Birbirinden farklı konulara eğildiği romanlarıyla sevilen Nehir Yarar, bu kez okurlarını yeniden genişleyen bir aile evine davet ederken, hayattaki umulmadık değişimlerin insanı bazen hayallerine ne kadar yakınlaştırabileceğini hatırlatıyor.
İçindekiler
Bir Sorun Var…………………………………………………………………..9
En Zor Karar…………………………………………………………………. 21
Veda …………………………………………………………………………….. 30
Umutsuz Vaka ……………………………………………………………….55
Mecburi Arkadaşlık……………………………………………………….66
Gün Sayıyorum……………………………………………………………… 76
Yeni Okul ………………………………………………………………………89
Sürpriz Haberler……………………………………………………………99
Gerçekleşen Hayaller ……………………………………………………111
Bir Sorun Var
Kış güneşi son hazırlıklarını da tamamladıktan sonra, yeryüzünün karanlıkta kalan kısmına doğru göz kırptı. Bunu gördüğüme yemin edebilirim.

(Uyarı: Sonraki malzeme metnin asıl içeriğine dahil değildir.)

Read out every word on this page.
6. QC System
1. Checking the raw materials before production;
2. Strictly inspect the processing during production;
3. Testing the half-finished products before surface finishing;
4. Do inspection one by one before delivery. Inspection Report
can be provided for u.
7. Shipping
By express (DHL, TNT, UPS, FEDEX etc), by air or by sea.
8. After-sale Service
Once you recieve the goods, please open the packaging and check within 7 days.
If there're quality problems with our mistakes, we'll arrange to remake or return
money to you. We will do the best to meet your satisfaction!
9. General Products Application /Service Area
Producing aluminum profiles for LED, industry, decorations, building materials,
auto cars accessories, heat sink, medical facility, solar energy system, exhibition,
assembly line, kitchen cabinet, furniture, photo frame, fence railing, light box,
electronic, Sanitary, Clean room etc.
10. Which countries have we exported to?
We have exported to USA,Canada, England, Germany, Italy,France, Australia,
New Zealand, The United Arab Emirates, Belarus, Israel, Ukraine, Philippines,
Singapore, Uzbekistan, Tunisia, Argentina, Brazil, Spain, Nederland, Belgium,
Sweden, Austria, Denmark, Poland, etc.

Gözlerimi kısıp kayboluşunu seyretmek pek kolay olmadı ama başardım. Güneşin gidişiyle birlikte sokağımızın sessiz süsleri olan ağaçların canı sıkıldı. Yapraklarının çoğunu kısa bir süre önce lodosa teslim eden çıplak dallar, gün ışığının erken vedasına bozulmuş gibi görünüyorlardı. Titriyorlardı sanki… Bu sırada kaldırımdan inen beyaz kedi aniden durdu. Dalların titreyişini o da gördü, ardından başını yola doğru uzattı. Tıpkı bize okulda öğrettikleri gibi soluna sağına bakıp hızlı adımlarla karşıya geçiverdi. Tehlikenin sona erdiğini nasıl anladıysa, kaldırıma çıktığında adımları yavaşladı. Çöp konteynerine yaklaşırken patileri birbirine dolandı. Kendini çöplerin arasına bırakmak için sabırsızlanıyor gibiydi. Fakat kulaklarını dikip biraz bekledi. Beyaz kedi tüylerini karartacak çöplere karıştığı sırada, sokağın başında annemle kardeşim göründü. Bana doğru bakıp el salladılar. Arada epey mesafe olsa da pencerenin önünde beklediğimi tahmin etmiş olmalıydılar.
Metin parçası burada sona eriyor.